Egli, coglie, sempre con armonia l’immagine al momento centrale e prendere forma attraverso campiture di colore e definizioni segni che la connotano con estrema sensibilità. Per questo, le sue emozioni visive, diventano le nostre, grazie, all’uso di un colore di risentita poetica capace di comunicare l’emozione del profondo umano,permanentemente convalidata in sintonia col gesto.

 

L'Impressionismo    di Enrico Santoro

Dot . Salvatore Armando Santoro  

L'erba della campagna Salentina, mossa dallo scirocco primaverile, sembra materializzarsi nei dipinti di Santoro Enrico che, straordinariamente, rievocano le potenzialità cromatiche e luminose della pittura all'aperto espressa dai pittori dell'impressionismo rinascimentale. osservando le vecchie masserie abbandonate, gli ulivi verdeggianti e i prati coperti d'erbe e fiori si ha quasi la sensazione di essere parte viva del paesaggio al  punto da avvertire quasi la dolce brezza del vento che scivola sull' erba ed accarezza le tempie umide di sudore .

L'ambiente,quindi,come soggetto di espressione che si traduce in rappresentazioni spaziali per descrivere la natura ed evidenziarne i mutamenti temporali fissando sulla tela i colori e le armonie del paesaggio che si rinnova con il cambio  delle stagioni.

Coloro che per la prima volta si trovano davanti alle sue tele si sentono trascinati   in una dimensione quasi irreale ed improvvisamente recuperano la loro storia personale, ritrovano ricordi e sensazioni dimenticati, affetti , colori,emozioni e spaccati di vita vissuta che ritornano dirompenti a colorire l'animo con le dolci visioni che la campagna Salentina regalava a quanti, nelle giornate primaverili o festive, si recavano nelle loro proprietà per lavorare la terra o trascorrere in tranquillità una giornata serena oppure a far visita a i propri cari .

La solarità della campagna Salentina, le vecchie case abbandonate, gli ulivi, che si aggrappano con forza al terreno,e che sembra vogliano confondersi con il cielo,vivacizzano il paesaggio e lo materializzano al punto da assorbire le persone, che ammirano le opere di Enrico , che vengono trasformate prepotentemente in attori in una scenografia colorata che molti avevano scordato e che, grazie a questo artista, riscoprano ritornando per un momento ad essere parte viva ed integrante di una natura armoniosa resa ancor più reale dai colori impiegati per elaborare le proprie tele che sottendono una visione idealistica della natura di Enrico Santoro.

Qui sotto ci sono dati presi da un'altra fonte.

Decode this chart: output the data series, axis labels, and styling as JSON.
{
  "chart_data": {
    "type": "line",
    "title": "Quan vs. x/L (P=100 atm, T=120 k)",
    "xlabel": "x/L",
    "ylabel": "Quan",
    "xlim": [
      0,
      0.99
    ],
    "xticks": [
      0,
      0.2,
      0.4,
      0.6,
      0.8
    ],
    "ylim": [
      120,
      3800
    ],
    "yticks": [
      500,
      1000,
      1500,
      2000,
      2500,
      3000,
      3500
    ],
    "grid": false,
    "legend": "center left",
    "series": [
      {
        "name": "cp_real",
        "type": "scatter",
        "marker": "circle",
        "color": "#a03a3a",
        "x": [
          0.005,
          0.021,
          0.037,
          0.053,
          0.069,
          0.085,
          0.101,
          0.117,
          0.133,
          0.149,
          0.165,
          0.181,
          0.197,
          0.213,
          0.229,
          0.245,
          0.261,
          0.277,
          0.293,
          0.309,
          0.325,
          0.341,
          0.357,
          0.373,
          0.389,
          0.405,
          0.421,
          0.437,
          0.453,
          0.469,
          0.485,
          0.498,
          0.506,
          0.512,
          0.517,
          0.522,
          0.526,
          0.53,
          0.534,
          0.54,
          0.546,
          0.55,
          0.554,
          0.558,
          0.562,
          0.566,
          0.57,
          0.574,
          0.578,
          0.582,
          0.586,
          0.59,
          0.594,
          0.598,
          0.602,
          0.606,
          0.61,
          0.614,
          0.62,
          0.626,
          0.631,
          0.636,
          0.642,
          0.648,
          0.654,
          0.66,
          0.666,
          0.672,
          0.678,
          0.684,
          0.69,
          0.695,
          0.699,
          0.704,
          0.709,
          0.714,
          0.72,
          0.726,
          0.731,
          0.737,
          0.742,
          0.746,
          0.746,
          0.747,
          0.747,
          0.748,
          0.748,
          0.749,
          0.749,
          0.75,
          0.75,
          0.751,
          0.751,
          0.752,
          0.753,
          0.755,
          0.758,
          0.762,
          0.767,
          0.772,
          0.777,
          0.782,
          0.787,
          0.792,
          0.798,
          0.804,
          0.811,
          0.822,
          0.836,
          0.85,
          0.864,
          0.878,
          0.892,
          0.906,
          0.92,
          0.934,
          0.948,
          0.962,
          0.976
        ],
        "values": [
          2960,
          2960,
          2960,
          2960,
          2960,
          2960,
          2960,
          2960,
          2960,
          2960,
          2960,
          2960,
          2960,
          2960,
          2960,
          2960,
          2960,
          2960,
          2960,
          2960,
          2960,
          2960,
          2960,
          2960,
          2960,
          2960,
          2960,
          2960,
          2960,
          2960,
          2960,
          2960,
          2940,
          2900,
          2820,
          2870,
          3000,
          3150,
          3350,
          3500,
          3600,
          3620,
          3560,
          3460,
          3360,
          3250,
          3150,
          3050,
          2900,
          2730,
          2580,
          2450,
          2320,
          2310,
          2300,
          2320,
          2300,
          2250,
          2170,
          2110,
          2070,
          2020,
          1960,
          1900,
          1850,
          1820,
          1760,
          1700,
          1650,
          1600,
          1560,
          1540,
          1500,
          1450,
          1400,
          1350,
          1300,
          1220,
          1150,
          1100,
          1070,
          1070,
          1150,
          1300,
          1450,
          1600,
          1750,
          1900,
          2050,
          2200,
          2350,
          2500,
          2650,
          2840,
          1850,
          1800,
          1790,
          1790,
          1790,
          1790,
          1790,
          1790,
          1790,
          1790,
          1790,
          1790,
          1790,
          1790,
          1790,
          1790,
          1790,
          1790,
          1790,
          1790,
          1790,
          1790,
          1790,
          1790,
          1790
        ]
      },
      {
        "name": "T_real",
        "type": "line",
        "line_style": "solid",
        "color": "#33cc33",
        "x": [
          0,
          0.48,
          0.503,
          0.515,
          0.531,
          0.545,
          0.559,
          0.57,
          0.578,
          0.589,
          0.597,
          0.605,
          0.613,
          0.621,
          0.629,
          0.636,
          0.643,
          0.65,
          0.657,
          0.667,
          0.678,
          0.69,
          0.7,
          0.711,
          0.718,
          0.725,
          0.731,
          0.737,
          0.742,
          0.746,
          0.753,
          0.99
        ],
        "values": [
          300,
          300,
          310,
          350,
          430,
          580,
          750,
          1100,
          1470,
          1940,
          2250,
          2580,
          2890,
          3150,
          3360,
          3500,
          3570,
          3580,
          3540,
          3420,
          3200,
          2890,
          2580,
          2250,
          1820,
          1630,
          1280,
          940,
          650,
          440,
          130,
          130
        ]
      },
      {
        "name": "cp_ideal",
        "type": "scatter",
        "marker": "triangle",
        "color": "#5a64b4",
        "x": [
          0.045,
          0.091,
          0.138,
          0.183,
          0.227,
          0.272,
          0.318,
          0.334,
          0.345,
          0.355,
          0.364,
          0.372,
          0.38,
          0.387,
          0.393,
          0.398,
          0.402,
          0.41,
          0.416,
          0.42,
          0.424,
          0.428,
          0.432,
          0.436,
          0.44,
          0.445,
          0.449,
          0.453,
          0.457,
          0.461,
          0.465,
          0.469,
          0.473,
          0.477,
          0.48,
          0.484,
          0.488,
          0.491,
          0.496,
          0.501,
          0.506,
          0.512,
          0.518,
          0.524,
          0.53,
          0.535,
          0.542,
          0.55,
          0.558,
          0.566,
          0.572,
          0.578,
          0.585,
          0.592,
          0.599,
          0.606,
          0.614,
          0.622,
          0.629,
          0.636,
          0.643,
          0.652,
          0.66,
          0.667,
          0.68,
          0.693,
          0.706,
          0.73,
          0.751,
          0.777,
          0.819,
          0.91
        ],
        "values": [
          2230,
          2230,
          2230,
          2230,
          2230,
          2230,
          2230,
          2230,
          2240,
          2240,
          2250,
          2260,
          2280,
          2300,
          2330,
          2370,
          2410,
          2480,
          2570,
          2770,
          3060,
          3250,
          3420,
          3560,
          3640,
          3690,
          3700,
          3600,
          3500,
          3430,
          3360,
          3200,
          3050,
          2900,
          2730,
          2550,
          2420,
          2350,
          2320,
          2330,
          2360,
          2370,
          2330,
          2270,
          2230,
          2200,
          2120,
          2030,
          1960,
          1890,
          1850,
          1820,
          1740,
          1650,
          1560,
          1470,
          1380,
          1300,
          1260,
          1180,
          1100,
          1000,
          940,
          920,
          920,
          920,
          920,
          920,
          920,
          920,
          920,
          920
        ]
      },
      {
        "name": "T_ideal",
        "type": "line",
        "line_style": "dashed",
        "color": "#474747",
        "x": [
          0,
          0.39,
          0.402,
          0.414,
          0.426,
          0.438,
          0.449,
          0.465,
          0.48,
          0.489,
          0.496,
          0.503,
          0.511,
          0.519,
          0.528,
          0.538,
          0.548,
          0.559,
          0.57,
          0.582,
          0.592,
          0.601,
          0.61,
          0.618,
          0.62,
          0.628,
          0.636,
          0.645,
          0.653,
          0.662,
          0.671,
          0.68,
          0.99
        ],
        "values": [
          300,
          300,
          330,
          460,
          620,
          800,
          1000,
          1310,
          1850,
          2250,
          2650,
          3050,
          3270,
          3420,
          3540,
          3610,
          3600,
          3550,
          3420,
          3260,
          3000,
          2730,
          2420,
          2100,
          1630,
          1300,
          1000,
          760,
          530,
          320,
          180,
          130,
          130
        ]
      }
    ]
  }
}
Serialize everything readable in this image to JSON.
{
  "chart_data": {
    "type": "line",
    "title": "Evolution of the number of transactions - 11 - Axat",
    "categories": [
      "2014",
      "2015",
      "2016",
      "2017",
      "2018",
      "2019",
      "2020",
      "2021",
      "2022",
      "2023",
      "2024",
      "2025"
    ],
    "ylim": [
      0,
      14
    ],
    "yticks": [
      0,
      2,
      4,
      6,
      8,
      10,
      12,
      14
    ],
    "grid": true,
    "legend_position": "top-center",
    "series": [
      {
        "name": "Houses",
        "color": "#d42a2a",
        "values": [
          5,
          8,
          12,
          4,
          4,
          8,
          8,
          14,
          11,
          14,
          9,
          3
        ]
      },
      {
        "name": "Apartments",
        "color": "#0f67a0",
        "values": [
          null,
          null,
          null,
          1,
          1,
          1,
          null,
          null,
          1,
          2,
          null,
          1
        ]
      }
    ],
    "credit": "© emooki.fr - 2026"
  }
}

E sembra vedere assopiti, all'ombra dei tronchi contorti degli ulivi, così poeticamente e realisticamente modellati dai pennelli di Enrico, i vecchi esuli japigi che , deposte le armi, anno ricostruito la loro patria in questa terra che regala ancor oggi emozioni e rimpianti a coloro che ne sono lontani .

      

Anonimo

Opera nell’ambito del figurativo. Nei suoi dipinti riprende scorci naturalistici e paesaggistici di rara bellezza, che divengono ideali motivi di riferimento per i valori che intende comunicare attraverso la narrazione pittorica. Dotato di un acuto spirito di osservazione, si esprime con linguaggio limpido,armonico coloristicamente vivace, con accostamenti che danno risalto anche ai particolari e alle atmosfere,rendendo estremamente vitale il ritmo espressivo.